Thursday, May 22, 2014

My first patch

It was 1999, when I submitted my first patch. I had started to work with Qt at my job at the university, and was intrigued by it. Programming with Qt was fun and exciting. It was C++ as it was meant to be, and you could do graphical user interfaces in the best way possible at that time. I had heard about the ideas of free software, and of course used a lot of free software already. So I was interested to try writing some myself.

Not really being content with the software I had on the HP-UX workstation I used for most of my work, I thought it would be a good idea to get organized a bit and write a calendar application. A colleague of mine had told me about KDE, which was the shiny new thing back then. So I decided to write "KOrganizer".

Looking a bit closer I realized that KOrganizer was already there. That was a nice surprise. I checked out the source code from CVS, compiled it, ran it, and it crashed immediately. So I began debugging and found a solution.

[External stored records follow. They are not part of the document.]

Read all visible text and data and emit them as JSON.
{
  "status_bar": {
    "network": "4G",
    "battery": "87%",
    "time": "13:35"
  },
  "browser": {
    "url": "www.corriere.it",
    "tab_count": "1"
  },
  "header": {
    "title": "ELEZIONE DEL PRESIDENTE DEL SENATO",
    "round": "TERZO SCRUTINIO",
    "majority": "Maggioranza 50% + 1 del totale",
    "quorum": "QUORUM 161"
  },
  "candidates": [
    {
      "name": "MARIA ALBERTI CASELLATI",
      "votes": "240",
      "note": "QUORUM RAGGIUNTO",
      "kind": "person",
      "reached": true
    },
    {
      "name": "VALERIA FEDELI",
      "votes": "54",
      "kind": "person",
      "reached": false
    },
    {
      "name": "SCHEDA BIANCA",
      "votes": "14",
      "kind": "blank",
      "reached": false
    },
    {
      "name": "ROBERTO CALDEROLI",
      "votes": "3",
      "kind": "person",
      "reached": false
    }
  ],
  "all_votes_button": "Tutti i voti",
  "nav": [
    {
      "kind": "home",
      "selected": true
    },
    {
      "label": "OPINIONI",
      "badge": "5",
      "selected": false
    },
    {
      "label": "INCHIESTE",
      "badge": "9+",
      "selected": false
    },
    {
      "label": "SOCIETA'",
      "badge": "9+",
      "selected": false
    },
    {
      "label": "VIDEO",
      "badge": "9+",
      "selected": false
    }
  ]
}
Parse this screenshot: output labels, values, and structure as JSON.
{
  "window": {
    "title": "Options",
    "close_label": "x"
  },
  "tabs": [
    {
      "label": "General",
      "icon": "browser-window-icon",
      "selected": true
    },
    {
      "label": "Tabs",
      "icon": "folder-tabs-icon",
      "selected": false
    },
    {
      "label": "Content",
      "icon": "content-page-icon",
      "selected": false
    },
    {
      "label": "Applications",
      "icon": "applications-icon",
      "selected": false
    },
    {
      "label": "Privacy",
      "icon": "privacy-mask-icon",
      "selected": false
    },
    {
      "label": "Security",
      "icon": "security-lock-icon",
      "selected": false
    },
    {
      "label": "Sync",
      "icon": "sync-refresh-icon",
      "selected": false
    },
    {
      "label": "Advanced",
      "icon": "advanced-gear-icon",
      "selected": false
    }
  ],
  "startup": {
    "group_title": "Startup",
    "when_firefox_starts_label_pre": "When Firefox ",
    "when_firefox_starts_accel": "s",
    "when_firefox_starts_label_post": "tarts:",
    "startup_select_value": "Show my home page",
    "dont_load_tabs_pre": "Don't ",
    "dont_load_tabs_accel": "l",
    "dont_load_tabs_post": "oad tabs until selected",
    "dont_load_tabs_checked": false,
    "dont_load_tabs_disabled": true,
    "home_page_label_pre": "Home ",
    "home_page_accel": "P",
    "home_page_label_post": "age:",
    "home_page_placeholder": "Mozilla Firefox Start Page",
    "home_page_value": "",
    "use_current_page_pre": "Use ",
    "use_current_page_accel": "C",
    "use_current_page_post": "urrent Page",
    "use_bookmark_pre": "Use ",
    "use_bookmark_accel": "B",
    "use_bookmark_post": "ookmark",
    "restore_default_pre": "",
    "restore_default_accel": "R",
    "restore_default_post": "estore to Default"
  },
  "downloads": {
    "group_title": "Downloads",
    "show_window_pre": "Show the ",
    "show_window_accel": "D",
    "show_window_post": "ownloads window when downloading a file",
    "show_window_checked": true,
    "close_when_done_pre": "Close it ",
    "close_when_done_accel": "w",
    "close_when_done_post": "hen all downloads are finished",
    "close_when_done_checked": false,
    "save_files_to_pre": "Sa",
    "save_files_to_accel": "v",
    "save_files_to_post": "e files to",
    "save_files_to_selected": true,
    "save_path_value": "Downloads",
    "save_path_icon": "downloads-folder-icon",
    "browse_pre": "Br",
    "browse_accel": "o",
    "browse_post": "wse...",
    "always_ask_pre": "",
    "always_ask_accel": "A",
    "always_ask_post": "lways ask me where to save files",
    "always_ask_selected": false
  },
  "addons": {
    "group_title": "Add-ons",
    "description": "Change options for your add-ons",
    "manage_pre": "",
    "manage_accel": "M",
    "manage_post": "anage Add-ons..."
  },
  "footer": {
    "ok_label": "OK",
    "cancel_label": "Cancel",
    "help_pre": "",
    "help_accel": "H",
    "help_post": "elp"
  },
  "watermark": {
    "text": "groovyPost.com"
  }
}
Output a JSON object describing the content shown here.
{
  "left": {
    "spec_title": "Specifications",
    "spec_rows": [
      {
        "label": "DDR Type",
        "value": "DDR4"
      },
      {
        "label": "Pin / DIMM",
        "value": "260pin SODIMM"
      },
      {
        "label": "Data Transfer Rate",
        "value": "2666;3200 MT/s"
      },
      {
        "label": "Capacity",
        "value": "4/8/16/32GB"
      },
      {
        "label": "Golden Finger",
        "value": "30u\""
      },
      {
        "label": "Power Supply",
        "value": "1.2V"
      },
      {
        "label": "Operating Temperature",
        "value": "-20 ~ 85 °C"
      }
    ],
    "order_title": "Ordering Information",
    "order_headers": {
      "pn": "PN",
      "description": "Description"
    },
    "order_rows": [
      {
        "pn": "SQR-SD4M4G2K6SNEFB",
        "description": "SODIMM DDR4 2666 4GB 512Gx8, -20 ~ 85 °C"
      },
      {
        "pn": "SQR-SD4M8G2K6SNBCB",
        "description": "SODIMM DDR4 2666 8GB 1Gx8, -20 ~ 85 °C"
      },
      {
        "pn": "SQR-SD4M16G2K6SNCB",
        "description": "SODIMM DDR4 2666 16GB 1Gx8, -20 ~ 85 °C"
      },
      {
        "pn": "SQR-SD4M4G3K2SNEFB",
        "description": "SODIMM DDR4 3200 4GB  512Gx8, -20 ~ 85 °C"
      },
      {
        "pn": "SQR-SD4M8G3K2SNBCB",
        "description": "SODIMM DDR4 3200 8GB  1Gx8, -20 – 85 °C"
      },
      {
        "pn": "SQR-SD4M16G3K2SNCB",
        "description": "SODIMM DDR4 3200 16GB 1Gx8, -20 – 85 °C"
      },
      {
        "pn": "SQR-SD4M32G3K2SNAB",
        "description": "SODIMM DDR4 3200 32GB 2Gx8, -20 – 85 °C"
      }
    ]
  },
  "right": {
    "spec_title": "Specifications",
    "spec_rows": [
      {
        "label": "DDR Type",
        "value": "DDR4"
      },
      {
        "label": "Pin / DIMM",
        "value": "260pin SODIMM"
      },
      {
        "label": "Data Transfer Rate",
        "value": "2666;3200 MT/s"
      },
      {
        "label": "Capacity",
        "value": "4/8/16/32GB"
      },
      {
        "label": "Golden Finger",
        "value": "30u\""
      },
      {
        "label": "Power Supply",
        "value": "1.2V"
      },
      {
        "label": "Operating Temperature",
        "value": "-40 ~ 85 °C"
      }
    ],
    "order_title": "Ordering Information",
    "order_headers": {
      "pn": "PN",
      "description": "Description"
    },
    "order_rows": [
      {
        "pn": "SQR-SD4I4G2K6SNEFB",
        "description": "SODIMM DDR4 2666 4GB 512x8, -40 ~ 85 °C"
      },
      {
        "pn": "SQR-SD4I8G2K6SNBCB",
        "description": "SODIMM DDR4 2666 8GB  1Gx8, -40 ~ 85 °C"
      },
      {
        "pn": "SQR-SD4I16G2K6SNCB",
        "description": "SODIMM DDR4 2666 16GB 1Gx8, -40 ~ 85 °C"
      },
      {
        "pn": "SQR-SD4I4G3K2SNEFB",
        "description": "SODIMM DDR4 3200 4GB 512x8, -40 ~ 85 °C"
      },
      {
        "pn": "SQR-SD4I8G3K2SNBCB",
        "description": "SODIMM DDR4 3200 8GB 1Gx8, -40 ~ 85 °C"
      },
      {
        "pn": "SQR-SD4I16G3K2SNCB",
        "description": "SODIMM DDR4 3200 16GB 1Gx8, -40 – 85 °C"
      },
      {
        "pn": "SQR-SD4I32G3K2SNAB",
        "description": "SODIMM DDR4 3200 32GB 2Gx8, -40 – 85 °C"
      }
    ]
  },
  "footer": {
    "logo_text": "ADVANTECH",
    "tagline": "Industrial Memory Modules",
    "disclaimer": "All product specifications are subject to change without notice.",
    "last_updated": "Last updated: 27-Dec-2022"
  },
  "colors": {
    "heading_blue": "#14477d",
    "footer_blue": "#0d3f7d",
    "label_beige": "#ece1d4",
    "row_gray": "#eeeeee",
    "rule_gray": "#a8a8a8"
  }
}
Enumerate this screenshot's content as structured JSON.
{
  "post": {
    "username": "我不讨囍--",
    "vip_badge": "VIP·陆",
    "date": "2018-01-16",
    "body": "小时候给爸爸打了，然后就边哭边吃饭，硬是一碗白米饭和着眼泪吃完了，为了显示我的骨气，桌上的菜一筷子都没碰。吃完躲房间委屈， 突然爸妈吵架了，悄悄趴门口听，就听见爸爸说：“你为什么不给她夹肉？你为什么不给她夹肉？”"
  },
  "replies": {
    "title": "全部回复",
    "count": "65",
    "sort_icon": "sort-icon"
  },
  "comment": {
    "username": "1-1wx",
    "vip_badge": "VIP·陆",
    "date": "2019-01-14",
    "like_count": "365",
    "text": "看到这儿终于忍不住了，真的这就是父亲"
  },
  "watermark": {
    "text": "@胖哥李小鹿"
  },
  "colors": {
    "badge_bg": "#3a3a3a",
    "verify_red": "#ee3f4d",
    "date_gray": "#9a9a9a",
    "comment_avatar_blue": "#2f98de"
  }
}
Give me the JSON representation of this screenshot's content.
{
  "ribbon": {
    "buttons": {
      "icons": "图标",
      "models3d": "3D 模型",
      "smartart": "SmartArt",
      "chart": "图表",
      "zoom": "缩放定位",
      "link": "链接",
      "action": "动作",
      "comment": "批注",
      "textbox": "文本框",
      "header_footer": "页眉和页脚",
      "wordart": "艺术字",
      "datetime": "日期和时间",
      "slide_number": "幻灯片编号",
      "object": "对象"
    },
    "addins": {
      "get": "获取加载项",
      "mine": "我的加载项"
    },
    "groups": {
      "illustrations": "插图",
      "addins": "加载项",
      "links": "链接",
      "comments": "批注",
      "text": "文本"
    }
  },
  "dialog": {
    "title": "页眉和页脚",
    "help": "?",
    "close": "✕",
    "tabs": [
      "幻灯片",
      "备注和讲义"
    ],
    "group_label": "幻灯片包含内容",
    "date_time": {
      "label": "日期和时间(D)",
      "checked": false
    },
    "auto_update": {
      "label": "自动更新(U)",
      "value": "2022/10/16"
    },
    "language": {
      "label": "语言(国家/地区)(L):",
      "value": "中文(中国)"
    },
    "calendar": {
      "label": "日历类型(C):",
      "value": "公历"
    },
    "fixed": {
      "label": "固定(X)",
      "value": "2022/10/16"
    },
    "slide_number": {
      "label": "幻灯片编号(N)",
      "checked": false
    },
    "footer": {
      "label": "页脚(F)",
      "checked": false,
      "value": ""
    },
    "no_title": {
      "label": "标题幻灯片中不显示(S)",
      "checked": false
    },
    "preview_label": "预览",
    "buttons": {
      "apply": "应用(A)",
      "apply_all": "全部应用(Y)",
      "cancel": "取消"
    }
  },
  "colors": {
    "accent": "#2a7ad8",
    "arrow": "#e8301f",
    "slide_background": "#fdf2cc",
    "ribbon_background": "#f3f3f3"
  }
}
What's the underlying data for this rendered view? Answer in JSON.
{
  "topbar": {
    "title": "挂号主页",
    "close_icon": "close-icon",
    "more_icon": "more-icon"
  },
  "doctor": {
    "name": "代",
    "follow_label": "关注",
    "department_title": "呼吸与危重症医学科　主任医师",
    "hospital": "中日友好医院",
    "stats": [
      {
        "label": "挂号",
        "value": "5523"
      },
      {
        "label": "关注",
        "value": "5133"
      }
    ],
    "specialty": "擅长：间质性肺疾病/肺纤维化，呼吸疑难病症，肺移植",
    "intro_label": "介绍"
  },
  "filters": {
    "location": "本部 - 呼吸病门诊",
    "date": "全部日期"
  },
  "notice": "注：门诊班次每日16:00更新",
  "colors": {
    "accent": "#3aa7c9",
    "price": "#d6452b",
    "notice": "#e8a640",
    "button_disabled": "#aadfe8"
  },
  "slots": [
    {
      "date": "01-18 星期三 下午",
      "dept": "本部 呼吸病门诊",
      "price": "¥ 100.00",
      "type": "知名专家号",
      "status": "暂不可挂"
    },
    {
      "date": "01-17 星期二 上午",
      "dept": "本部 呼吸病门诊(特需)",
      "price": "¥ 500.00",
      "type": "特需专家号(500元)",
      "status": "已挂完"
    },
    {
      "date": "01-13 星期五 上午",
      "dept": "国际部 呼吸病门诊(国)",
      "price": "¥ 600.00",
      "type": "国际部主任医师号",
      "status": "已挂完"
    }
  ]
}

I ran it again, and it crashed later. This was progress, so I submitted my first patch:

As you can tell, I didn't really have a clue. I told the people on the developer mailing list how to change the one line, which caused the crash. I didn't know about diff and patch. But the patch was accepted and I was hooked.

I continued to work on KOrganizer and was blown away by the community. The people were helpful, passionate, and excellent in what they were doing. It felt like meeting old friends, although we didn't really know each other, and mostly only communicated via the Internet. Personal meetings came later, and the feeling of meeting friends has never gone away. It's part of the magic of free software.

Over the years I wrote a lot of code, maintained frameworks and applications. I learned a lot. I grew into the board of KDE e.V. and am serving as its president now. I met a lot of people in KDE and in many other communities. I got a job working on and with free software, and I'm still doing it. It has been an incredible ride.

This is were I am, precisely fifteen years after I sent my first patch. I wouldn't be here if I wouldn't have sent this first patch. It was the beginning of a journey, which shaped my career and my life. I'm grateful to all the people which I met on this journey and for all what free software gave me.